(L-R seated )Anthony M. Kennedy, John Paul Stevens, Chief Justice John G. Roberts, Antonin Scalia, and Clarence Thomas. (L-R standing) Samuel Alito Jr., Ruth Bader Ginsburg, Stephen Breyer, and Sonia Sotomayor. (AP Photo/Charles Dharapak)
(L-R seated )Anthony M. Kennedy, John Paul Stevens, Chief Justice John G. Roberts, Antonin Scalia, and Clarence Thomas. (L-R standing) Samuel Alito Jr., Ruth Bader Ginsburg, Stephen Breyer, and Sonia Sotomayor. (AP Photo/Charles Dharapak)
Updated: Wednesday, 30 Sep 2009, 1:11 PM EDT
Published : Wednesday, 30 Sep 2009, 12:31 PM EDT
WASHINGTON (AP) - The Supreme Court will decide whether a man's murder conviction
should have been thrown out because there were too few African
Americans in a county's jury pool in Michigan.

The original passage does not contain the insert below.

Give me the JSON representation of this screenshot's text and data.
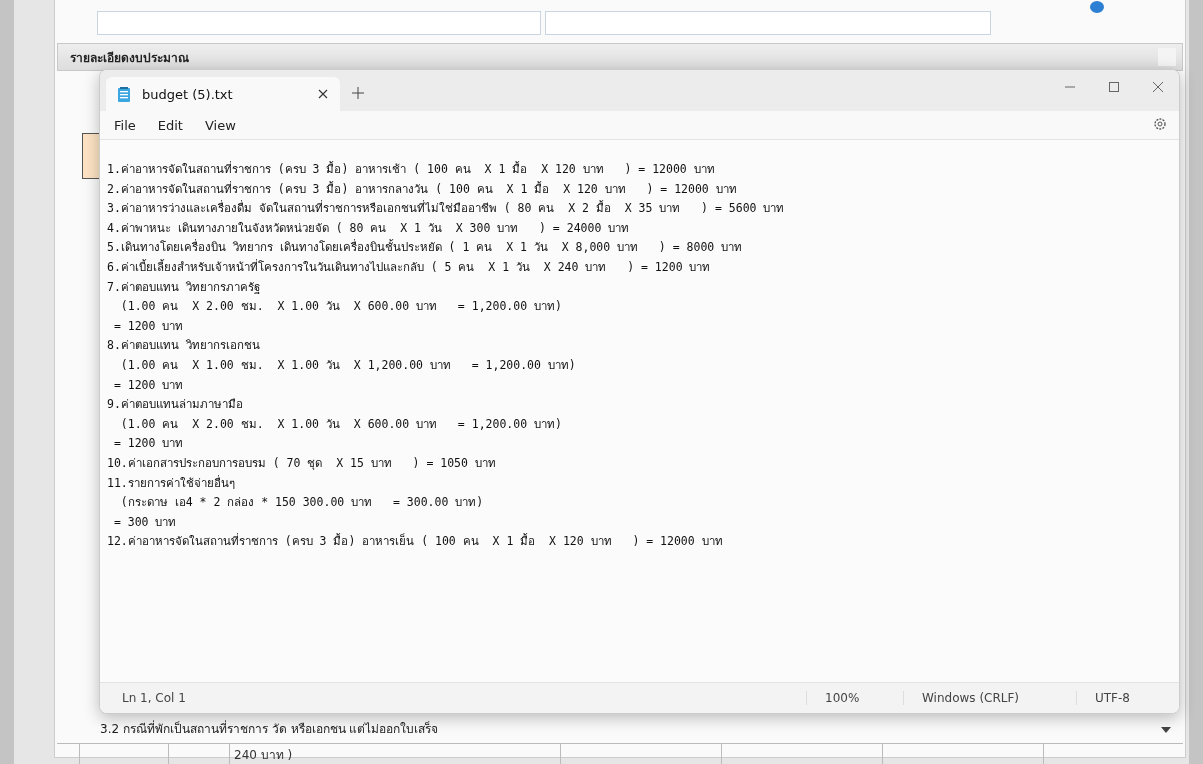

State officials are asking the high court to overturn a
decision by the 6th U.S. Court of Appeals in Cincinnati.
That court threw out the murder conviction of Diapolis Smith
for shooting a man in Grand Rapids in 1991.
Smith, who is black, was found guilty by an all-white jury.
He said his constitutional right to a jury that represents the
community was violated because there were only three blacks in the
pool of 60 to 100 prospective jurors.
He argued that Kent County's prospective jurors in 1993 were
routinely excused because of child care, a lack of transportation
or a conflict with work. Smith also said blacks in Grand Rapids
were being diverted to jury duty in a city court, which took them
off the rolls for a year.
Blacks in the city made up 85 percent of all blacks in the
county.
The appeals court said those decisions resulted in fewer
African-Americans being eligible for service on circuit court
juries, calling it "systematic exclusion."
The case is Berghuis v. Smith, 08-1402.